Strengthening the system while ensuring results in the fight against the three diseases
The TRP report notes that the link between system-strengthening activities and the expected impact on outcomes for the three diseases is weak. Admittedly this intellectualexercise is difficult, especially if the focus is on the patient, not on the delivery of health services. Indeed, current WHO recommendations tend to favor an analysis centered on the needs of the individual, for accessible, equitable and quality care. The activities proposed in the HSS modules seek to strengthen the health system pillars (which in itself should be revised to give priority to a vision based on the patient and his or her needs) without having particularly immediate and visible effects on the three diseases. If they were to have any, they would run the risk of calling into question the very idea of HSS, which is intended to be cross-cutting. There is therefore a real intellectual difficulty in combining the two. The TRP and Global Fund recommendations should offer more guidance to countries.
Competing emergencies: building on gains while scaling up
The TRP report is generally critical of the lack of ambition in the targets for testing and treating, and this isone of the reasons for another iteration of the funding requests. However, it should be noted that the results achieved are already at risk, given the undetectable low viral load rates and declining retention rates after only 12 months for the HIV, particularly in West and Central Africa.
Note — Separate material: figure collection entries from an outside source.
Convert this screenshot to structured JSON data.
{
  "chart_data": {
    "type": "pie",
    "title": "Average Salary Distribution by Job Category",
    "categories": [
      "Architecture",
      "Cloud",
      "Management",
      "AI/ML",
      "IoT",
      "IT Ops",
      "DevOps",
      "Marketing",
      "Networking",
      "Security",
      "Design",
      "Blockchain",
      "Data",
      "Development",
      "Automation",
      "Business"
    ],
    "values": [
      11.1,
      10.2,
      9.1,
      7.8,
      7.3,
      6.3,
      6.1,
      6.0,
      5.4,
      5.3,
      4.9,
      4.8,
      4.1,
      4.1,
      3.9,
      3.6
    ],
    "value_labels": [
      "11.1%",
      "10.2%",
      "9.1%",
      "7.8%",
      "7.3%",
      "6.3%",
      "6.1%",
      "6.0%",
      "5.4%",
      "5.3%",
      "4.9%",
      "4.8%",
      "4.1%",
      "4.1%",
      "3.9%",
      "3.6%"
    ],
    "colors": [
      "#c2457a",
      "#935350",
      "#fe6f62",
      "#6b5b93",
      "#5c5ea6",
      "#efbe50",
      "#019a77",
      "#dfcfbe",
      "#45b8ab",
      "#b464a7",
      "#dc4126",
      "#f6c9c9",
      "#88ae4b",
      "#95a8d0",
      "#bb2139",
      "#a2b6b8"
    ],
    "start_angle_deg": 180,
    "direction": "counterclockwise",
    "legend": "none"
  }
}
There are a few studies comparing different retention strategies (using SMSs, home visits, self-support groups and ART groups), but these can still be improved, and they require significant resources.
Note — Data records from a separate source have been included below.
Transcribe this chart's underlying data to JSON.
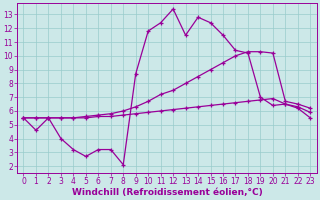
{
  "xlabel": "Windchill (Refroidissement éolien,°C)",
  "bg_color": "#cce8e8",
  "grid_color": "#99cccc",
  "line_color": "#990099",
  "x_ticks": [
    0,
    1,
    2,
    3,
    4,
    5,
    6,
    7,
    8,
    9,
    10,
    11,
    12,
    13,
    14,
    15,
    16,
    17,
    18,
    19,
    20,
    21,
    22,
    23
  ],
  "y_ticks": [
    2,
    3,
    4,
    5,
    6,
    7,
    8,
    9,
    10,
    11,
    12,
    13
  ],
  "ylim": [
    1.5,
    13.8
  ],
  "xlim": [
    -0.5,
    23.5
  ],
  "line1_x": [
    0,
    1,
    2,
    3,
    4,
    5,
    6,
    7,
    8,
    9,
    10,
    11,
    12,
    13,
    14,
    15,
    16,
    17,
    18,
    19,
    20,
    21,
    22,
    23
  ],
  "line1_y": [
    5.5,
    4.6,
    5.5,
    4.0,
    3.2,
    2.7,
    3.2,
    3.2,
    2.1,
    8.7,
    11.8,
    12.4,
    13.4,
    11.5,
    12.8,
    12.4,
    11.5,
    10.4,
    10.2,
    7.0,
    6.4,
    6.5,
    6.2,
    5.5
  ],
  "line2_x": [
    0,
    1,
    2,
    3,
    4,
    5,
    6,
    7,
    8,
    9,
    10,
    11,
    12,
    13,
    14,
    15,
    16,
    17,
    18,
    19,
    20,
    21,
    22,
    23
  ],
  "line2_y": [
    5.5,
    5.5,
    5.5,
    5.5,
    5.5,
    5.6,
    5.7,
    5.8,
    6.0,
    6.3,
    6.7,
    7.2,
    7.5,
    8.0,
    8.5,
    9.0,
    9.5,
    10.0,
    10.3,
    10.3,
    10.2,
    6.7,
    6.5,
    6.2
  ],
  "line3_x": [
    0,
    1,
    2,
    3,
    4,
    5,
    6,
    7,
    8,
    9,
    10,
    11,
    12,
    13,
    14,
    15,
    16,
    17,
    18,
    19,
    20,
    21,
    22,
    23
  ],
  "line3_y": [
    5.5,
    5.5,
    5.5,
    5.5,
    5.5,
    5.5,
    5.6,
    5.6,
    5.7,
    5.8,
    5.9,
    6.0,
    6.1,
    6.2,
    6.3,
    6.4,
    6.5,
    6.6,
    6.7,
    6.8,
    6.9,
    6.5,
    6.3,
    5.9
  ],
  "linewidth": 0.9,
  "tick_fontsize": 5.5,
  "xlabel_fontsize": 6.5
}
Countries need to set ambitious targets for detecting and treating new cases, while recognizing that the current system and the capacity of CSOs, an essential link in the follow-up of patients, are limited. Strengthening these two aspects takes time and is not easily accommodated in a three-year cycle. The fastest successes are most often outside the health system, to avoid pitfalls and burdens, have well-trained and adequately remunerated human resources, and put in place an adequate performance measurement system. This is probably one of the reasons why UN agencies and International Principal Recipients set up parallel supply and distribution chains, or why they recruit qualified staff and pay, train and retain them to implement activities of overloaded Ministry of Health Personnel without building capacity of existing staff (sometimes at the expense of ministries).
Is it realistic to have competing priorities, i.e. sustaining gains in testing and treatment while also scaling up patient screening and treatment? For some countries that are still fragile, should the 2021ā2023 cycle aim to strengthen the system and its actors, leading to real acceleration in 2024?